Michoacán es un estado con una población de cuatro millones y medio de habitantes, “enormemente productivo” en materia agrícola, al grado de ocupar el primer lugar nacional, aportando a la economía cerca del ocho por ciento del Producto Interno Bruto (PIB), y que según las últimas mediciones del Instituto Nacional de Estadística y Geografía (Inegi) presentó un crecimiento del diez por ciento en su productividad, tomando en cuenta el aporte de su sector primario, resalta el secretario.

Asegura que otros indicadores marcan que la confianza en la estabilidad de Michoacán se reflejan en el regreso del turismo a la entidad, observable en las épocas importantes del año del calendario de asueto, como el Día de Muertos, el fin de año o Semana Santa. “Hay quienes dicen que son fechas que se venden por sí mismas, pero también tenemos experiencias que en estas fechas, ante situaciones sociales complejas, no se venden solas, requieren un mensaje de estabilidad, de presencia del gobierno de seguridad, de fortaleza y junto con ello la oferta que hacen los prestadores de servicio”.

Aunque no se trata de un crecimiento extra al ya alcanzado en Michoacán anteriormente, sino de la recuperación de un episodio oscuro en la historia de un estado recientemente dominado por un cártel hegemónico del crimen organizado, que logró penetrar y cooptar casi todas las áreas de su vida social, el encargado de la política interna defiende que “apenas estaríamos volviendo a los escenarios de estabilidad y es justamente de lo que se trata de reconocer y destacar, porque eso abona y es un indicador de gobernabilidad”.

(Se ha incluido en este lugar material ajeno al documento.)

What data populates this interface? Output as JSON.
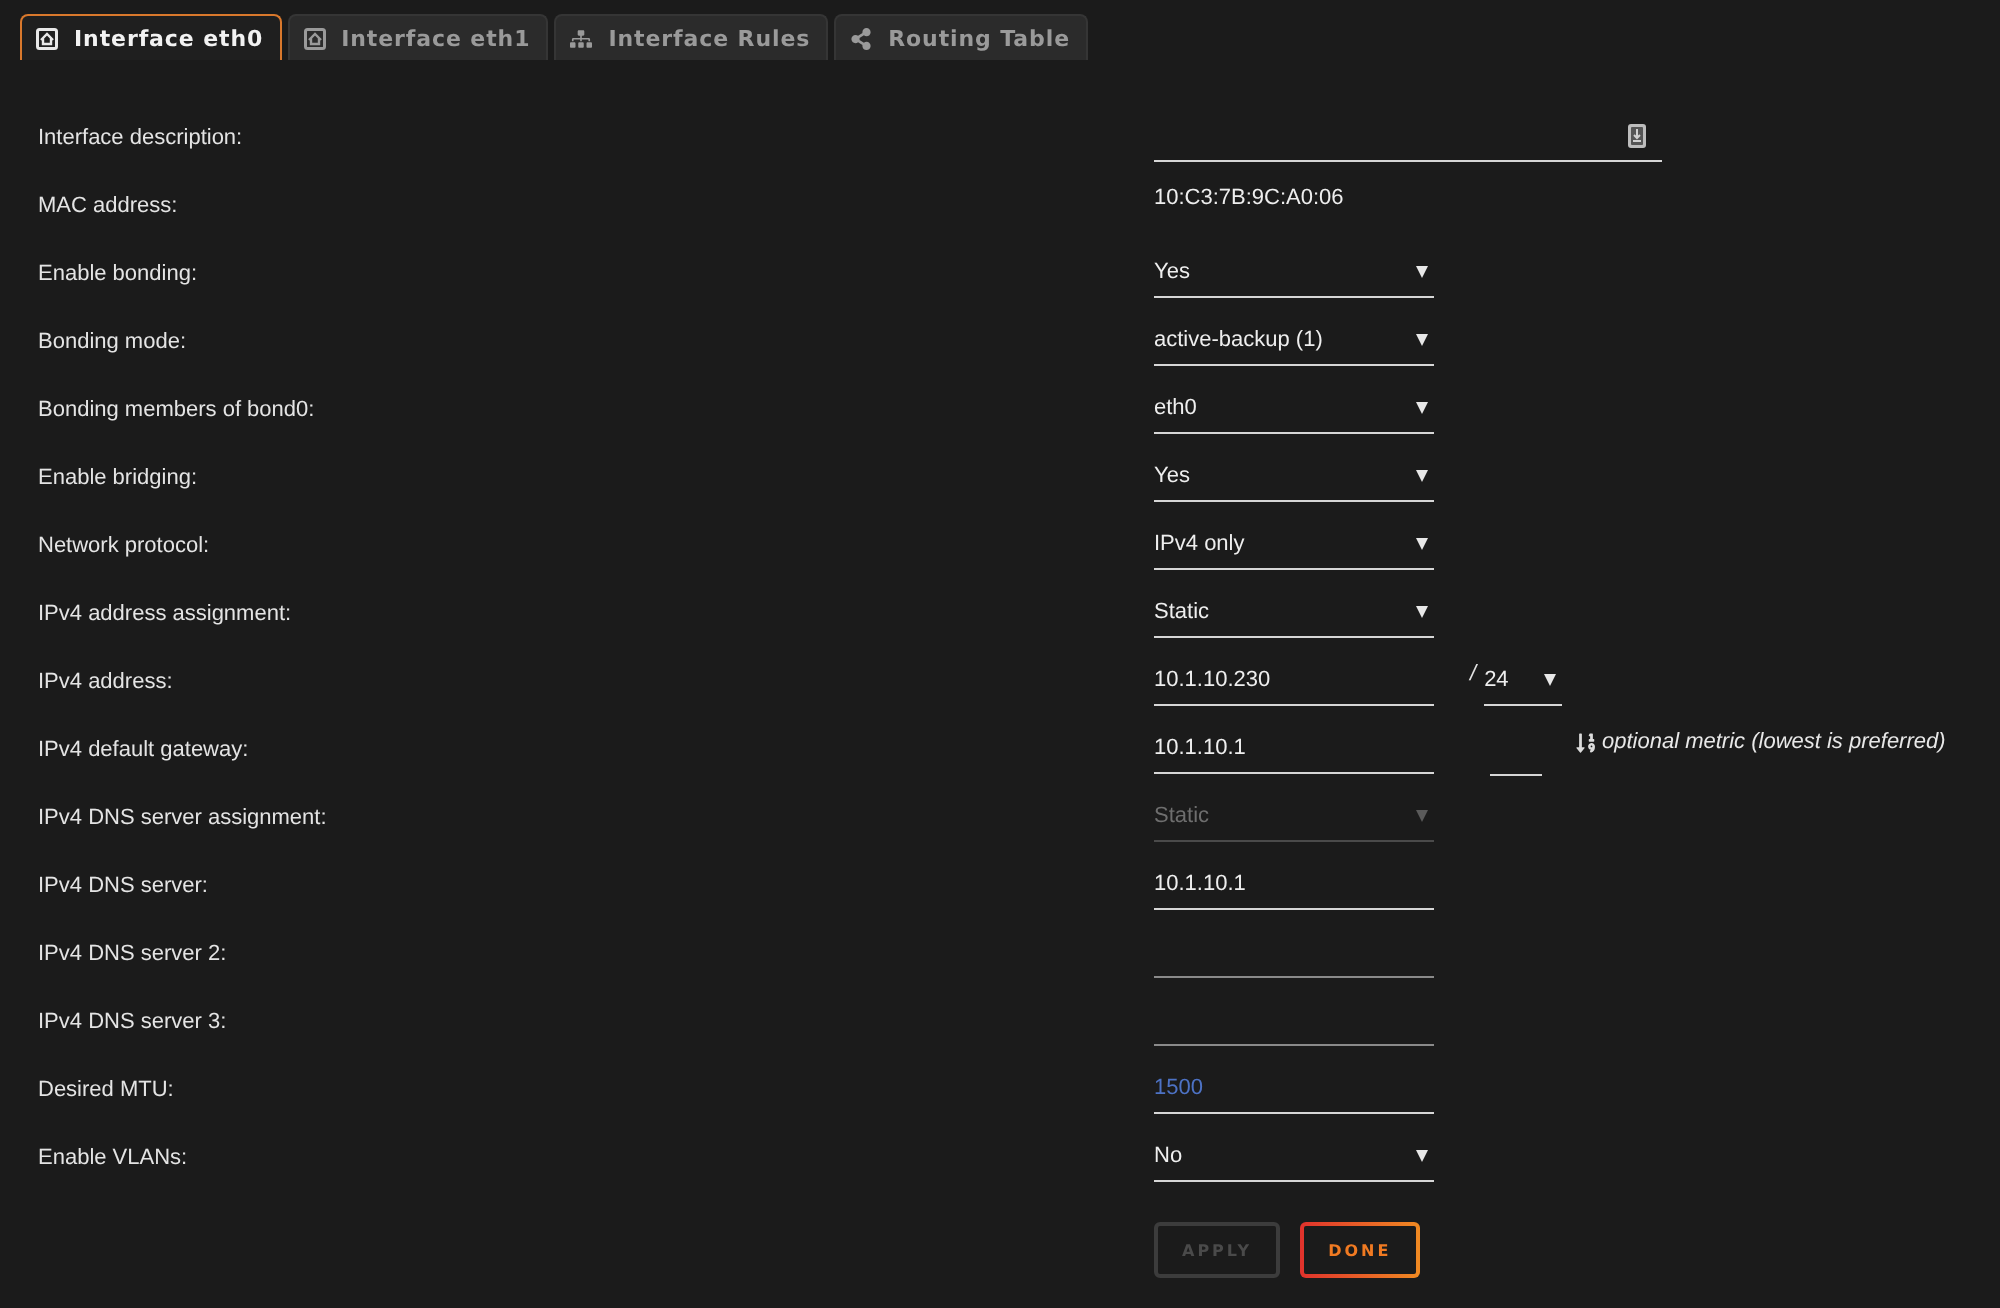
{
  "tabs": [
    {
      "label": "Interface eth0",
      "selected": true
    },
    {
      "label": "Interface eth1",
      "selected": false
    },
    {
      "label": "Interface Rules",
      "selected": false
    },
    {
      "label": "Routing Table",
      "selected": false
    }
  ],
  "form": {
    "rows": [
      {
        "label": "Interface description:",
        "kind": "wide-text",
        "disabled": false
      },
      {
        "label": "MAC address:",
        "kind": "static",
        "value": "10:C3:7B:9C:A0:06",
        "disabled": false
      },
      {
        "label": "Enable bonding:",
        "kind": "select",
        "value": "Yes",
        "disabled": false
      },
      {
        "label": "Bonding mode:",
        "kind": "select",
        "value": "active-backup (1)",
        "disabled": false
      },
      {
        "label": "Bonding members of bond0:",
        "kind": "select",
        "value": "eth0",
        "disabled": false
      },
      {
        "label": "Enable bridging:",
        "kind": "select",
        "value": "Yes",
        "disabled": false
      },
      {
        "label": "Network protocol:",
        "kind": "select",
        "value": "IPv4 only",
        "disabled": false
      },
      {
        "label": "IPv4 address assignment:",
        "kind": "select",
        "value": "Static",
        "disabled": false
      },
      {
        "label": "IPv4 address:",
        "kind": "text",
        "value": "10.1.10.230",
        "disabled": false,
        "prefix_length": {
          "separator": "/",
          "value": "24"
        }
      },
      {
        "label": "IPv4 default gateway:",
        "kind": "text",
        "value": "10.1.10.1",
        "disabled": false,
        "metric": {
          "hint": "optional metric (lowest is preferred)"
        }
      },
      {
        "label": "IPv4 DNS server assignment:",
        "kind": "select",
        "value": "Static",
        "disabled": true
      },
      {
        "label": "IPv4 DNS server:",
        "kind": "text",
        "value": "10.1.10.1",
        "disabled": false
      },
      {
        "label": "IPv4 DNS server 2:",
        "kind": "text",
        "disabled": false
      },
      {
        "label": "IPv4 DNS server 3:",
        "kind": "text",
        "disabled": false
      },
      {
        "label": "Desired MTU:",
        "kind": "text",
        "placeholder": "1500",
        "disabled": false
      },
      {
        "label": "Enable VLANs:",
        "kind": "select",
        "value": "No",
        "disabled": false
      }
    ]
  },
  "buttons": [
    {
      "label": "APPLY",
      "disabled": true
    },
    {
      "label": "DONE",
      "disabled": false
    }
  ]
}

Michoacán es un estado con una población de cuatro millones y medio de habitantes, “enormemente productivo” en materia agrícola
Michoacán es un estado con una población de cuatro millones y medio de habitantes, “enormemente productivo” en materia agrícola
(Foto: Gabriel Envila Fischer)

Estado convulso



Michoacán es un estado convulso, lleno de riquezas naturales que lo hacen atractivo tanto para grupos políticos que buscan mantener su control como para grupos que al margen de la ley pretenden el control de zonas que representan ganancias multimillonarias por su alta productividad; a la vez, se trata de una entidad precursora de movimientos sociales a la fecha vigentes, capaces incluso de marcarle el ritmo al gobierno en turno.

–¿Cuáles son los principales sectores sociales que tiene una movilidad política que ustedes tienen ubicados?

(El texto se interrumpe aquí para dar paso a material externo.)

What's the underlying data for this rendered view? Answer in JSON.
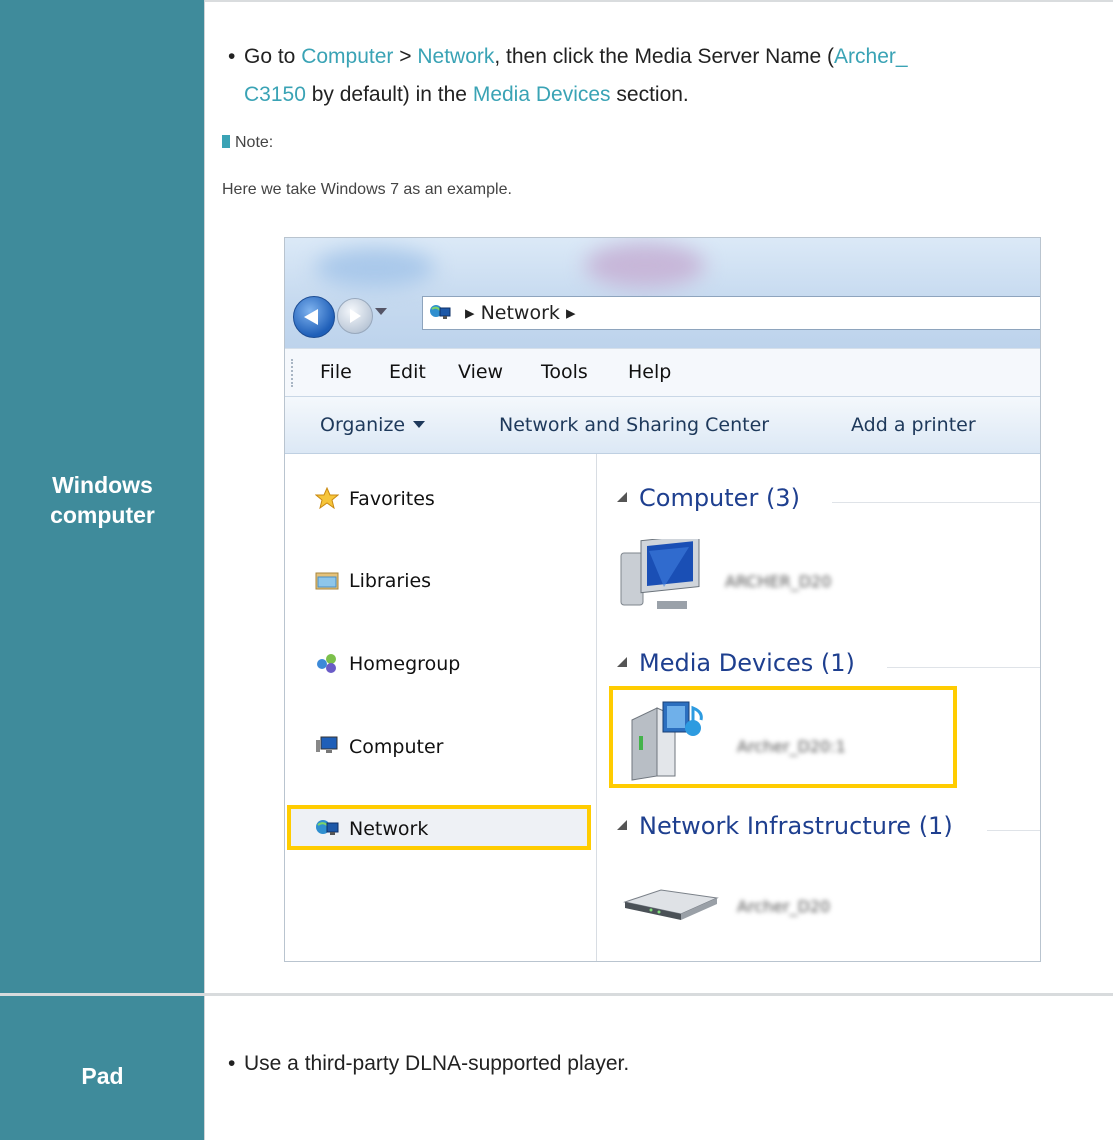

“Dentro del fenómeno de la conflictividad social ubicas actores que tienen una postura cíclica, porque anualmente en ciertas fechas están siempre expresándose”, señala el secretario de Gobierno, viniendo a su memoria, en primer lugar, la Coordinadora Nacional de Trabajadores de la Educación (CNTE).

“Semana a semana deciden un calendario de acciones que contemplan algunas medidas de presión tanto al gobierno federal como al gobierno estatal para obtener algún tipo de satisfacción a sus demandas”.

Acotada la conflictividad que genera la CNTE a demandas por beneficios gremiales y rechazo a la Reforma Educativa que en materia de evaluación y acceso al Servicio Profesional Docente trastocan acuerdos que a lo largo de su historia la CNTE (al igual que el SNTE) obtuvo por acuerdos, el secretario de Gobierno señala que se trata de un sector con el que el gobierno mantiene un diálogo constante, lo que permite hablar de la estabilidad en la relación con el magisterio, aun cuando las acciones de presión ejercidas por este gremio rebasan en ocasiones lo legalmente permitido.

Aspectos de la entrevista con Adrián López Solís
Aspectos de la entrevista con Adrián López Solís
(Foto: Gabriel Envila Fischer)

¿Universidad autónoma?



La Universidad Michoacana de San Nicolás de Hidalgo (UMSNH) no atañe directamente al gobierno, puntualiza López Solís, dada su autonomía; presenta problemáticas como la de la insuficiencia de espacios y presupuestal, que provocan que movimientos estudiantiles y sindicales capaces de paralizar la actividad académica en perjuicio de más de 55 mil estudiantes hasta por dos meses, como ocurrió en la última edición del conflicto por espacios para los estudiantes rechazados.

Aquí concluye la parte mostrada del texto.